Snowden has been in Moscow since June after fleeing from Hong Kong. In August, Russia granted him asylum for one year.
The release of the open letter is the second in a matter of days from Snowden, who released a letter to German authorities through an intermediary.
Last week, Hans-Christian Stroebele, a member of Germany's parliament, met with Snowden in Russia. Stroebele returned from the meeting with a letter from Snowden to German authorities, which was distributed to the media.
In it, Snowden said he is confident that with international support, the United States would abandon its efforts to "treat dissent as defection" and "criminalize political speech with felony charges."

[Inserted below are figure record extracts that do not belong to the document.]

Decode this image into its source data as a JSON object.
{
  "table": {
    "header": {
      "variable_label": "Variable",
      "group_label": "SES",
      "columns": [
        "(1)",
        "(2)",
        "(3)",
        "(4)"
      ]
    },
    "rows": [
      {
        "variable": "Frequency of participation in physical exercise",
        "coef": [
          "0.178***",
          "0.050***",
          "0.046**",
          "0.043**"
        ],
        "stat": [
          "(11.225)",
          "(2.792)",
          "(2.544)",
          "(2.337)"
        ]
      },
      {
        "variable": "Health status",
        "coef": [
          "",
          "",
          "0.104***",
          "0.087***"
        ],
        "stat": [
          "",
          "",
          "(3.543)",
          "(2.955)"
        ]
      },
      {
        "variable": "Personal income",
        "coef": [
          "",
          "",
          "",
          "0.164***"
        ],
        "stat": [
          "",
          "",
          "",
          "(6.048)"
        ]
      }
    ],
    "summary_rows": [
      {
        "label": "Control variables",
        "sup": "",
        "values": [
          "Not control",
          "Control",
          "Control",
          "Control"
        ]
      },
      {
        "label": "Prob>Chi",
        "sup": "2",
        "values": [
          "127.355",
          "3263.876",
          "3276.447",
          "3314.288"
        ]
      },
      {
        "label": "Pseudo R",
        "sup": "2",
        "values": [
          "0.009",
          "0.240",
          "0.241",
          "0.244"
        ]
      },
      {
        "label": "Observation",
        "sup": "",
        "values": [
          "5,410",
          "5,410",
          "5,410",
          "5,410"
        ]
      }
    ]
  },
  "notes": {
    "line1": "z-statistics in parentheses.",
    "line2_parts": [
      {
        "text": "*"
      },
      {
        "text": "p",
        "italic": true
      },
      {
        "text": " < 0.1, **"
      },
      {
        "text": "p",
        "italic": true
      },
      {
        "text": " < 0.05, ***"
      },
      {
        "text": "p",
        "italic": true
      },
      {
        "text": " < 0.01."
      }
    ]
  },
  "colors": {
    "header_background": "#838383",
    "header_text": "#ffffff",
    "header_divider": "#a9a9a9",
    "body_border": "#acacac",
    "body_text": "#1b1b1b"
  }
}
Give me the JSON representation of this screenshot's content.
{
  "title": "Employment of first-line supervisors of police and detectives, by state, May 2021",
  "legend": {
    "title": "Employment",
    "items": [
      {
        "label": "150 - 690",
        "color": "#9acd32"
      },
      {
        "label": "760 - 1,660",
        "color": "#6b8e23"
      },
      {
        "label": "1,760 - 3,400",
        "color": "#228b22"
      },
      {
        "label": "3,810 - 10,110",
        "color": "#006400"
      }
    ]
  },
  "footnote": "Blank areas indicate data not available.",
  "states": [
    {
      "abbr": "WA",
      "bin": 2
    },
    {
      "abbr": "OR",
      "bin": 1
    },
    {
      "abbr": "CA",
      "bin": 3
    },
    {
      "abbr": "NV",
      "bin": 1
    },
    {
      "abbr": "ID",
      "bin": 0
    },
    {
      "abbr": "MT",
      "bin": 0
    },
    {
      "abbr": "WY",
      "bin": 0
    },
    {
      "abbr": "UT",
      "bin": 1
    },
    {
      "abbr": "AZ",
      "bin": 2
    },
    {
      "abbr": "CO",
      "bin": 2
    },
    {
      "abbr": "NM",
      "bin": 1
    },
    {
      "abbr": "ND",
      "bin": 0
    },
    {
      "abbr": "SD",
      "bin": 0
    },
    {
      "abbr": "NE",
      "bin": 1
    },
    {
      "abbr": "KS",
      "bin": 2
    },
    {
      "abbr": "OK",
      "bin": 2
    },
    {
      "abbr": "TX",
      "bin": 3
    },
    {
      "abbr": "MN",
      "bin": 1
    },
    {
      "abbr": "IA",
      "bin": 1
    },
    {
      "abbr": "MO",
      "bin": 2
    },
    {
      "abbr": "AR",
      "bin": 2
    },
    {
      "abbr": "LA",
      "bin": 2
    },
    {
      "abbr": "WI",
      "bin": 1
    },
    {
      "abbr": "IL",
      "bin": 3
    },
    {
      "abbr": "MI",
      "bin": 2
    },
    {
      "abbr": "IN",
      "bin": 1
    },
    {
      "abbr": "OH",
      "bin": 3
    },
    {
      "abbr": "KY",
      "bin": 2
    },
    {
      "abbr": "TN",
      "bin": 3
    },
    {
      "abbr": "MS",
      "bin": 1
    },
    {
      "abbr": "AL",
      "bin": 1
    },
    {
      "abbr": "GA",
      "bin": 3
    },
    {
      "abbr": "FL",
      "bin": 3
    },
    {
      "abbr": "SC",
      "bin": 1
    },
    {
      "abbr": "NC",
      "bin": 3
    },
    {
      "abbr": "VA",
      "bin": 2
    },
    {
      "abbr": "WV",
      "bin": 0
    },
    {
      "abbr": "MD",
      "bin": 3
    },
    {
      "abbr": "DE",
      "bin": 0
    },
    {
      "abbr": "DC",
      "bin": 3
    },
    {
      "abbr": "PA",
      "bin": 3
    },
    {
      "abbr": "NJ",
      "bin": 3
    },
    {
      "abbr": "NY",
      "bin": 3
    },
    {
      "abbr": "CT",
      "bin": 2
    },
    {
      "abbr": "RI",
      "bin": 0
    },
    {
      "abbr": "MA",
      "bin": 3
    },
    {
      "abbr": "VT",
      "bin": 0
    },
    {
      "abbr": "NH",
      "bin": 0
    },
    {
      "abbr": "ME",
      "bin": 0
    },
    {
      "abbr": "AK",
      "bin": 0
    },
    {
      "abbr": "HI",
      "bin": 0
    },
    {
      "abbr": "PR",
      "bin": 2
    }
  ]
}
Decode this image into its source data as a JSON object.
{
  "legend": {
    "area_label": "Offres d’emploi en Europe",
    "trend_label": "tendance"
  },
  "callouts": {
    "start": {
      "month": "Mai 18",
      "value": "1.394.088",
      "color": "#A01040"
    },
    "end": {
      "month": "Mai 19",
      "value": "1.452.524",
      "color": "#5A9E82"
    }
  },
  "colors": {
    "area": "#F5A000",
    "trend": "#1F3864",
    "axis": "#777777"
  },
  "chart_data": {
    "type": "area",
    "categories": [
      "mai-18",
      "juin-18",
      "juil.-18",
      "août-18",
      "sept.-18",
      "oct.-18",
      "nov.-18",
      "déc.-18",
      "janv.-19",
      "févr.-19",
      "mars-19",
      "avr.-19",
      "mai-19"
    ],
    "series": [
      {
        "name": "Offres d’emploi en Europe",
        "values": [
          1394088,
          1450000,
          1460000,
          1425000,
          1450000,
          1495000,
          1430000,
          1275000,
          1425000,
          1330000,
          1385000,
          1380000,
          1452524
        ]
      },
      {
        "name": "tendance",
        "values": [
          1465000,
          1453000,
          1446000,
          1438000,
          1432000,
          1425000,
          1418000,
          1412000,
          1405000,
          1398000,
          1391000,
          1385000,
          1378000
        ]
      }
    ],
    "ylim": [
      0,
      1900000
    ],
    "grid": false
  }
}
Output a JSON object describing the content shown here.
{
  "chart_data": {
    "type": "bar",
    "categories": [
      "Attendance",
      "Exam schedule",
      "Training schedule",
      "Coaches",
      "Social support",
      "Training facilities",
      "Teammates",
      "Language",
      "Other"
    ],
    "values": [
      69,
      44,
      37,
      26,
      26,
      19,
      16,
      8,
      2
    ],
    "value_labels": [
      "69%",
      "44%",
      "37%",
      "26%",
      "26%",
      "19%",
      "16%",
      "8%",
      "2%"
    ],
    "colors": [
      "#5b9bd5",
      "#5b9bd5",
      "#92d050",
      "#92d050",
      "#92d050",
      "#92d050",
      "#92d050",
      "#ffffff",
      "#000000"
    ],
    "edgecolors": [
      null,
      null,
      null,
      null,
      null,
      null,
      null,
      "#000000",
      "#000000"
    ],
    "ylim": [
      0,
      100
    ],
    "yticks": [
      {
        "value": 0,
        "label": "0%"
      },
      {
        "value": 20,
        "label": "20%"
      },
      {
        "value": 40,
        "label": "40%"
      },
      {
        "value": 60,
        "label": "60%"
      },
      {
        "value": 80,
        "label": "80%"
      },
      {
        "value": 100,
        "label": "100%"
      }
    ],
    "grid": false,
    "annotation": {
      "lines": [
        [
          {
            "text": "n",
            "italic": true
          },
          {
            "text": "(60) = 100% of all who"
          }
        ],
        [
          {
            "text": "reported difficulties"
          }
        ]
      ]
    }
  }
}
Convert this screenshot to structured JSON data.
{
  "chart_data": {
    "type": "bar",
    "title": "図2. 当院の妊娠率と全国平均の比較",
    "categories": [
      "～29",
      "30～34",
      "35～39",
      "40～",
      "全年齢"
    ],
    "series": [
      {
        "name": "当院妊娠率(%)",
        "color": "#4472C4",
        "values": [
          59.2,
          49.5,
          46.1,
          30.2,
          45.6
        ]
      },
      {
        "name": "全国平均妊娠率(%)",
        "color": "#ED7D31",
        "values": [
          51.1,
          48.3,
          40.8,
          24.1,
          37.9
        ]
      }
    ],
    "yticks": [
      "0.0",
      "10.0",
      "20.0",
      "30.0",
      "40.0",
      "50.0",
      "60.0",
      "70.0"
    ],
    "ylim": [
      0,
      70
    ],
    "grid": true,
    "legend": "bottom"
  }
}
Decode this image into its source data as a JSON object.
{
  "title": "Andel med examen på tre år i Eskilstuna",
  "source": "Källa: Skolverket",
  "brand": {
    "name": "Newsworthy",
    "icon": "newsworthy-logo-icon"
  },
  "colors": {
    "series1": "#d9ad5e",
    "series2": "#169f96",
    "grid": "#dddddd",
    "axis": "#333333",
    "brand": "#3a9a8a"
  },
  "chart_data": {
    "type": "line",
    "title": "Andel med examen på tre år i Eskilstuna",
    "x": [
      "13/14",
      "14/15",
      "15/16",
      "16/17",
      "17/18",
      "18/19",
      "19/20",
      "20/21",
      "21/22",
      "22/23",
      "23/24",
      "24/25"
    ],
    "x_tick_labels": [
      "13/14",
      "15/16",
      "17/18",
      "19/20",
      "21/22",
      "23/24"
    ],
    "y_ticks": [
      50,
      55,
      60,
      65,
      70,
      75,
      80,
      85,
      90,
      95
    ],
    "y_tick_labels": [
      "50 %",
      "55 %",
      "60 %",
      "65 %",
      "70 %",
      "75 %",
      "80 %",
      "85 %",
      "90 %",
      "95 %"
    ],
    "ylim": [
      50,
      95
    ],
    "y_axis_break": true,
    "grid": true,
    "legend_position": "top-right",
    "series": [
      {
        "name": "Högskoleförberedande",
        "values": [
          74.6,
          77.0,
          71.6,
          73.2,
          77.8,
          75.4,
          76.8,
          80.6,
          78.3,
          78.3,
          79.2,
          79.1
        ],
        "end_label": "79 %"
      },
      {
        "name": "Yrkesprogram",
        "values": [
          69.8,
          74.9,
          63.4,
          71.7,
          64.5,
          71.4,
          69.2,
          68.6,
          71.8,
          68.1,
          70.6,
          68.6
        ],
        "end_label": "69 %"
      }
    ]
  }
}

"I hope that when the difficulties of this humanitarian situation have been resolved, I will be able to cooperate in the responsible finding of fact regarding reports in the media, particularly in regard to the truth and authenticity of documents, as appropriate and in accordance with the law," he wrote.
The White House did not immediately respond to Snowden's claims in the letter.
But earlier Sunday, White House Senior Adviser Dan Pfeiffer said on ABC's "This Week" that there has been no discussion of granting Snowden clemency.
"Mr. Snowden violated U.S. law," Pfeiffer said. "And our belief has always been that he should return to the U.S. and face justice."
It was a sentiment echoed by the heads of the House and Senate intelligence committees.
"He had an opportunity -- if what he was, was a whistle-blower -- to pick up the phone and call the House Intelligence Committee, the Senate Intelligence Committee, and say, 'I have some information,'" Sen. Dianne Feinstein, chairwoman of the Senate Intelligence Committee, said Sunday on CBS' "Face the Nation."
House Intelligence Committee Chairman Mike Rogers, R-Michigan, said Snowden has to "own up with what he's done."